On standard English-language and multilingual benchmark suites, Apertus is competitive with open peers at the same scale rather than a leader on every metric. According to figures published on the model cards, Apertus-70B records an average pretraining-evaluation score of about 67.5 percent, comparable to Llama 3.1 70B at 67.3 percent and below Qwen2.5-72B at 69.8 percent [4]. The 8B model reports an average around 65.8 percent across its evaluation tasks, with per-benchmark results including ARC at 72.7 percent, HellaSwag at 59.8 percent, WinoGrande at 70.6 percent, PIQA at 79.8 percent, XCOPA at 66.5 percent, and XNLI at 45.2 percent [5]. These numbers should be read as the developers' reported results; independent evaluations have produced their own findings, and Apertus is generally characterized as a solid open model whose primary distinction is transparency and multilingual breadth rather than topping leaderboards [10].
Apertus is widely cited as a milestone for European and Swiss sovereign AI and for the open-science approach to building foundation models.
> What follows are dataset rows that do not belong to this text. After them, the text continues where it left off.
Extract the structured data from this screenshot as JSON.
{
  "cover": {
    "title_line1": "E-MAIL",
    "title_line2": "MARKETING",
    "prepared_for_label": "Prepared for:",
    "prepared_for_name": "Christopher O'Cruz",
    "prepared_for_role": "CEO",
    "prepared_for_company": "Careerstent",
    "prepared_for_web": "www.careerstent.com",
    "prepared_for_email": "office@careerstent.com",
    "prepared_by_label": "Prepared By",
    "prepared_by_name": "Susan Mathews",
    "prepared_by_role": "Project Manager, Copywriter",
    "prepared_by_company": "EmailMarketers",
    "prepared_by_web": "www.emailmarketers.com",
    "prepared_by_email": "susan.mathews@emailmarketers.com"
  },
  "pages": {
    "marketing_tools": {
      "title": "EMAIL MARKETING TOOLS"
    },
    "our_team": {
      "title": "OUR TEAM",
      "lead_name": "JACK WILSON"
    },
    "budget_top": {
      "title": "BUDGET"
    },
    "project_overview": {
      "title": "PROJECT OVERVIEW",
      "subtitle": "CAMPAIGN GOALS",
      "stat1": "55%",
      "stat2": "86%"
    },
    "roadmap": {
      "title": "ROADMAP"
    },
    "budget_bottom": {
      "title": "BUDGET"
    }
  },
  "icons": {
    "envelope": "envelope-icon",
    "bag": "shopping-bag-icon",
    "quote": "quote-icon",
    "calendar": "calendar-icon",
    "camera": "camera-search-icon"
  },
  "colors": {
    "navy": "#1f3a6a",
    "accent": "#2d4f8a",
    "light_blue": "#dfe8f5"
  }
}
By releasing the full stack, weights, data composition, code, recipes, and checkpoints, under a permissive license, it sets a high bar for what "fully open" means, going beyond the open-weight-only releases that are common in the field and aligning closely with the philosophy of efforts such as Allen AI's OLMo [3][10]. Its compliance-by-design data pipeline, which honors robots.txt opt-outs retroactively and strips personal and copyrighted material, is frequently held up as a model for how to build large language models in line with the EU AI Act and European data-protection norms [1][3].
The project sits alongside other European and sovereign open-language-model initiatives, including the EU-funded EuroLLM and the German Teuken model, as part of a broader push to ensure that the continent has transparent, locally governed AI infrastructure rather than depending solely on models from a handful of large foreign companies [10]. As a public-good model trained on public supercomputing infrastructure and released for unrestricted research and commercial use, Apertus is presented by its creators as a demonstration that frontier-scale, multilingual AI can be built openly, reproducibly, and in compliance with the law [1][2].